The more I learn about investing, the more I realize it is about controlling risk and accepting the returns you get than it is about chasing the returns you want and accepting the risk you get.
It is a well-known general rule that you can’t get high returns without taking on high risk. CDs simply don’t have the expected return of microcap stocks. It is important that you take on enough risk to reach your goals by investing in assets that generate a significant real (after-inflation) return such as stocks, real estate, and small businesses. At the same time, you don’t want to take on any more risk than you need to. If you receive a $5 Million inheritance from your rich aunt, you don’t need to invest in the stock market, so you probably shouldn’t, at least with any significant percentage of your portfolio.
Compensated vs Uncompensated Investment Risk
However, there is a difference between compensated risks and uncompensated risks.
A compensated risk is a risk, which, if you take, will increase the expected (not guaranteed) return of your portfolio.
An uncompensated risk is a risk that doesn’t increase, and may even decrease the expected return.
Diversify Against Investment Risk
Why would anyone ever take an uncompensated risk? Good question. The truth is, you shouldn’t if you don’t have to. Nobody does it knowingly. So how do you avoid it? Diversification. An uncompensated risk is a risk that you can diversify against.
Examples of Uncompensated Risk
#1 Investing in Single Stocks
For example, you can invest your portfolio all in IBM stock. Now, let’s imagine IBM has about the same expected return as the overall stock market, say 5% real per year.

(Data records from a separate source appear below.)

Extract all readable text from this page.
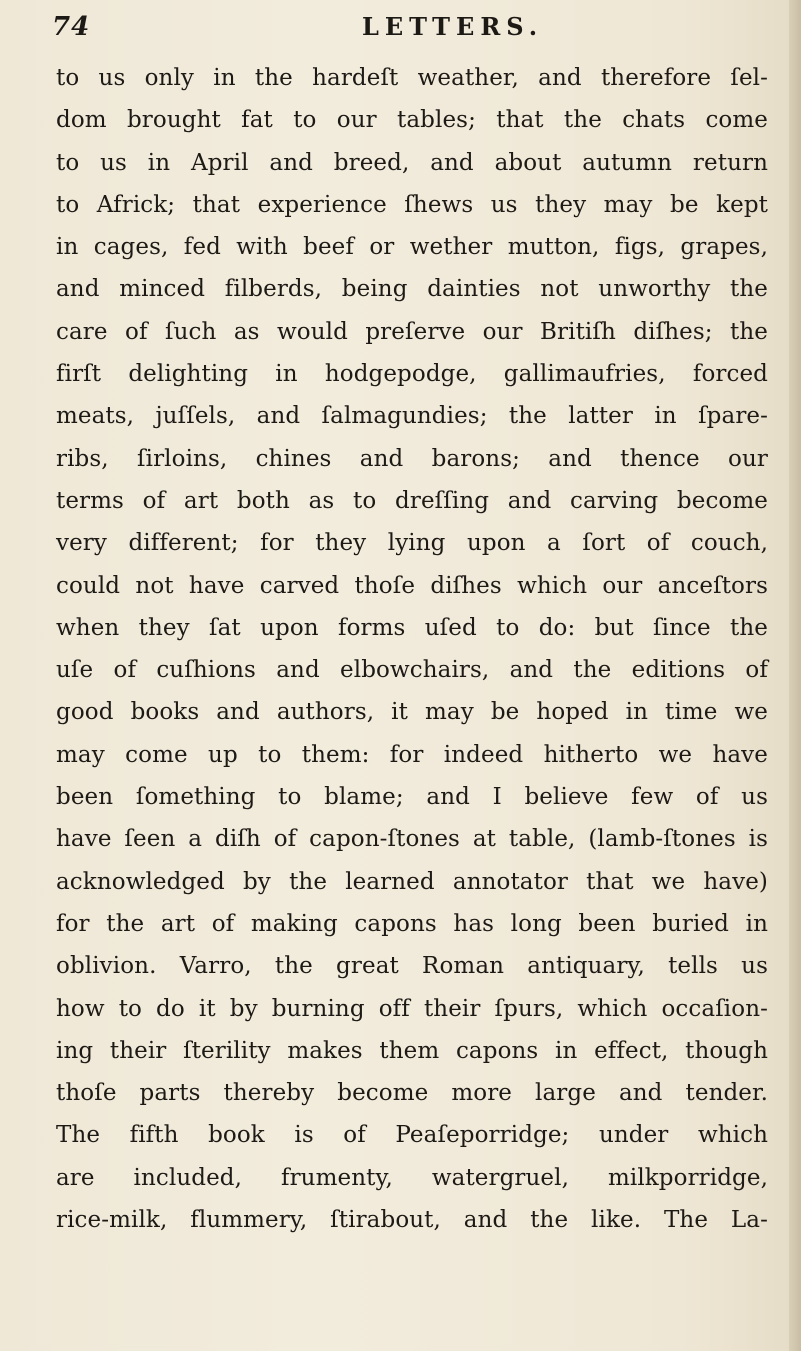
74	LETTERS.
to us only in the hardeſt weather, and therefore ſel-
dom brought fat to our tables; that the chats come
to us in April and breed, and about autumn return
to Africk; that experience ſhews us they may be kept
in cages, fed with beef or wether mutton, figs, grapes,
and minced filberds, being dainties not unworthy the
care of ſuch as would preſerve our Britiſh diſhes; the
firſt delighting in hodgepodge, gallimaufries, forced
meats, juſſels, and ſalmagundies; the latter in ſpare-
ribs, ſirloins, chines and barons; and thence our
terms of art both as to dreſſing and carving become
very different; for they lying upon a ſort of couch,
could not have carved thoſe diſhes which our anceſtors
when they ſat upon forms uſed to do: but ſince the
uſe of cuſhions and elbowchairs, and the editions of
good books and authors, it may be hoped in time we
may come up to them: for indeed hitherto we have
been ſomething to blame; and I believe few of us
have ſeen a diſh of capon-ſtones at table, (lamb-ſtones is
acknowledged by the learned annotator that we have)
for the art of making capons has long been buried in
oblivion. Varro, the great Roman antiquary, tells us
how to do it by burning off their ſpurs, which occaſion-
ing their ſterility makes them capons in effect, though
thoſe parts thereby become more large and tender.
The fifth book is of Peaſeporridge; under which
are included, frumenty, watergruel, milkporridge,
rice-milk, flummery, ſtirabout, and the like. The La-
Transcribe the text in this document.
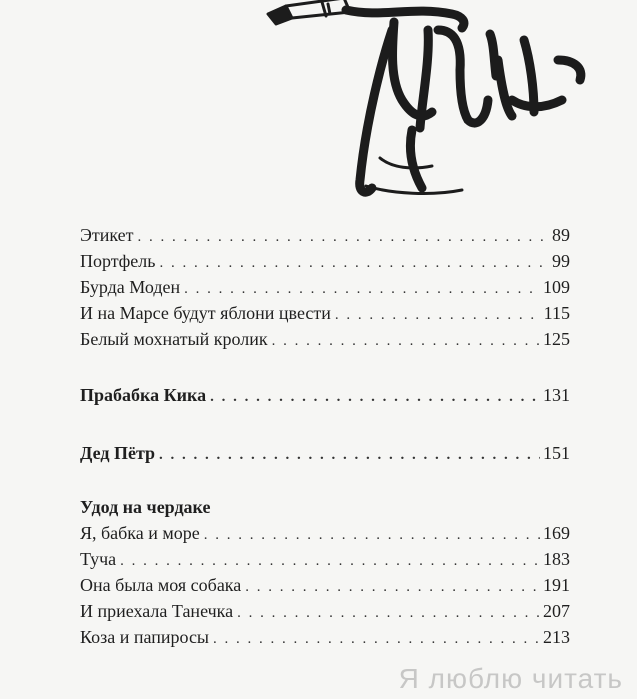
Этикет . . .	89
Портфель . . .	99
Бурда Моден . . .	109
И на Марсе будут яблони цвести . . .	115
Белый мохнатый кролик . . .	125
Прабабка Кика . . .	131
Дед Пётр . . .	151
Удод на чердаке
Я, бабка и море . . .	169
Туча . . .	183
Она была моя собака . . .	191
И приехала Танечка . . .	207
Коза и папиросы . . .	213
Я люблю читать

Now, is it more risky or less risky to invest in just IBM or to invest in all 6000+ stocks in the US market? Of course, it’s a greater risk to invest in IBM. So shouldn’t the expected return of investing just in IBM be higher? Nope, it doesn’t work like that. Because you CAN diversify against that higher risk, you don’t get paid to take that risk. You get paid for taking on market risk, but not to take on the higher risk of investing in a single company. If you were paid to take on that risk for every little company in the stock market, then the overall stock market return would, of necessity, have to be higher.
#2 Investing in Single Bonds
You can buy a bond from GM. If GM goes bankrupt and can’t make the interest payments, or worse, even pay back your principal, you’re screwed. Say the GM bond yields 6%. Are you better off buying 20 different bonds from 20 different companies all yielding 6% or just buying the GM bond yielding 6%? Of course, you want all 20. Same expected return, less risk.
#3 Other Examples of Unnecessarily Risky Investing
Other examples of uncompensated risk are buying a single investment property, or buying all your properties in one geographic area. Investing in actively managed mutual funds is also taking on uncompensated risk. You don’t have to run the risk of manager underperformance because you can diversify against it through low-cost index fund investing to reach your financial goals.
We all know someone who put all his eggs in one basket and paid for it. It might be a grandparent who lost the farm, an uncle who lost his pension, his job, and his 401K all at once at Enron, or a colleague who got cleaned out investing 80% of his portfolio in Tech Stocks in the 2000-2002 bear market. Don’t be that guy. Diversify your portfolio so you don’t take on any uncompensated risks.
Why would anyone ever take an uncompensated risk?…Nobody does it knowingly. So how do you avoid it? Diversification. An uncompensated risk is a risk that you can diversify against.